Structure property relations in (As₂Se₃)_x(GeTe₄)_100-x glasses

Bulk (As₂Se₃)_x(GeTe₄)_100-x glasses have been prepared over the entire composition range 0 ≤ x ≤ 100. In this tie-line, the average coordination number (Z_av) of all the glasses is 2.40 at which the constraints acting on the network and the number of degrees of freedom are balanced. Glass transition (T_g) and non-reversing heat flow (ΔH_nr) determined from DSC and MDSC measurements exhibit interesting variations with composition.

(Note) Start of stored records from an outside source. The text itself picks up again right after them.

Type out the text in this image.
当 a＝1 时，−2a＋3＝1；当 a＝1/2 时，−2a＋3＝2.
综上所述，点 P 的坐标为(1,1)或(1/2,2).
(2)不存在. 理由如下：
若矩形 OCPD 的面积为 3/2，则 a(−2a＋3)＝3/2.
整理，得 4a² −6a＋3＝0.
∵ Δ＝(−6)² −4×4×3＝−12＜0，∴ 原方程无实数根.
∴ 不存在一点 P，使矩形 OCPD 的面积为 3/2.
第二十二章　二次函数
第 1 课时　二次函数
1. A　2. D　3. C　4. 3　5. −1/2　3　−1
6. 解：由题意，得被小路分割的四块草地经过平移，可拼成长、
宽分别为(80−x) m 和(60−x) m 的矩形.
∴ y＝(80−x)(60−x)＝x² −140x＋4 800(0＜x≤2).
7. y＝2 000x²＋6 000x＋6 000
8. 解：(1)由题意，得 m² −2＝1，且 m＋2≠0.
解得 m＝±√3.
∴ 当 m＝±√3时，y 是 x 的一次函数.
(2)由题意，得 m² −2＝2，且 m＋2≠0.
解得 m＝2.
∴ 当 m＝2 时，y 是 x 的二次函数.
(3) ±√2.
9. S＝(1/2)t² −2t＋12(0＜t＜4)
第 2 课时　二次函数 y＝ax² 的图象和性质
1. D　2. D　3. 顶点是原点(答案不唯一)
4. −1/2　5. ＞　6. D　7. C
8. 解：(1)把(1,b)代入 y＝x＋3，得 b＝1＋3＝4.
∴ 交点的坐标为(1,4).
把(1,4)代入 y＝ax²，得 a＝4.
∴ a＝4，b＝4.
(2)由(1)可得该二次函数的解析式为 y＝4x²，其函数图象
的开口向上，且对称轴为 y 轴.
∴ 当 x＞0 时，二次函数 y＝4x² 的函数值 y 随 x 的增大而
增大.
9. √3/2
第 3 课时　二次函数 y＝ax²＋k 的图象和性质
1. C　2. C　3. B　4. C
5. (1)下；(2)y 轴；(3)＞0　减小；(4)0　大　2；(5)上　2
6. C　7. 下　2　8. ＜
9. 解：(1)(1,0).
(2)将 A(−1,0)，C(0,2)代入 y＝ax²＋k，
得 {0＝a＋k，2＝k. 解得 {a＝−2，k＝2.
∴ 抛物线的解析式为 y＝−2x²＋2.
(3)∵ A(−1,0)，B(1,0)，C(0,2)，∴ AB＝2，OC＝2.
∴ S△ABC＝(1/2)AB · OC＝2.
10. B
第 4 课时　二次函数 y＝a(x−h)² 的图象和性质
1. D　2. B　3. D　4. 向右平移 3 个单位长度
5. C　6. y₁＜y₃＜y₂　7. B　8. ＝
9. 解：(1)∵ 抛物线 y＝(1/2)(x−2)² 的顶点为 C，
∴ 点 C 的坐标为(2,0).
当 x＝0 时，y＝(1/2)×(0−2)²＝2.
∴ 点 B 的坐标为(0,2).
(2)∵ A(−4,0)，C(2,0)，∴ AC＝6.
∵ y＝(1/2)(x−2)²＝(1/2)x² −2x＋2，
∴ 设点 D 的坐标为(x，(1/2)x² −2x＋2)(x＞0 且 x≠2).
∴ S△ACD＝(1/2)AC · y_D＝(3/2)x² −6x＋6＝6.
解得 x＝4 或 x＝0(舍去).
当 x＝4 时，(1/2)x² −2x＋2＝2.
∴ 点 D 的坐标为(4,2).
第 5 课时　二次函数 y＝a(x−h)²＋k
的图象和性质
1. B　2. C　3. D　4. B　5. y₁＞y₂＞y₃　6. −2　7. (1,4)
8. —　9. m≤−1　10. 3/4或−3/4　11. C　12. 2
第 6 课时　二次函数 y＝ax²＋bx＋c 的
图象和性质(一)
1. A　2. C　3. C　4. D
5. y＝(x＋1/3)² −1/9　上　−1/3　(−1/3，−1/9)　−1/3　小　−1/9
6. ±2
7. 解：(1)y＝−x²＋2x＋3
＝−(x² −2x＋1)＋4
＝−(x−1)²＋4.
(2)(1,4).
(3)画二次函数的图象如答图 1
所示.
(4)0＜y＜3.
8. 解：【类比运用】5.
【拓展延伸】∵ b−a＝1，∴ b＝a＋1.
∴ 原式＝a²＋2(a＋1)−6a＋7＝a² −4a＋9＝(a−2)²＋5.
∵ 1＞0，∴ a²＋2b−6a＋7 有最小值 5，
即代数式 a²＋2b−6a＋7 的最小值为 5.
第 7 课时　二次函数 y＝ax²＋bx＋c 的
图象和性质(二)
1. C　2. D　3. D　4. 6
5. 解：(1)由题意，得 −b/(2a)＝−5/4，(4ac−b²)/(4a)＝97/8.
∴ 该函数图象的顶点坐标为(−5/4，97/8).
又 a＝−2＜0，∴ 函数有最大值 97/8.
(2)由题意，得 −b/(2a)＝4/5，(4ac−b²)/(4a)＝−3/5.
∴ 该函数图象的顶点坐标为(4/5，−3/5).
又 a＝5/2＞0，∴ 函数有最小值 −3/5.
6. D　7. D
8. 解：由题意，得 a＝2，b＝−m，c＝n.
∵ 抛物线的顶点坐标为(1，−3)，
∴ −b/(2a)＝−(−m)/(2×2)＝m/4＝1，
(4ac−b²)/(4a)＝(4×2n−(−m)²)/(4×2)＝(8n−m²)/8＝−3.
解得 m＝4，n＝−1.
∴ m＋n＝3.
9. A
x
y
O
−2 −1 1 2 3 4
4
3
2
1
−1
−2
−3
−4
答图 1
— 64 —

Based on these variations the structural network can be divided into three regions: (I) 0 ≤ x ≤ 20 (II) 25 ≤ x ≤ 45 and (III) 50 ≤ x ≤ 100. Both T_g and ΔH_nr show a decreasing trend in the region I and remain invariant in the region II. In the region III, T_g and ΔH_nr show an increasing trend. From the Raman measurements we infer that the network in the region I is dominated by the GeTe_4/2 tetrahedral units. The addition of As₂Se₃ initially depolymerizes the network due to which a decrease in Tg is observed in the region I. The region II is dominated by the AsTe_3/2 pyramidal units and Te-Te chains. In this region, the network starts polymerizing and at the same time there is a decrease in the mean bond energy. These two factors compete with each other and hence both T_g and ΔH_nr remains invariant. The region III is rich with As₂Se₃ and the structural network is dominated by AsSe_3/2 structural units. Both network connectivity and the mean bond energy go hand in hand in this region and there is an increase in the T_g and ΔH_nr.  For 25 ≤ x ≤ 45, ΔH_nr almost vanishes indicating non aging of the glasses in the region II. This study underlines the effects of chemical composition and the mean bond energy variations in a critically coordinated covalent network.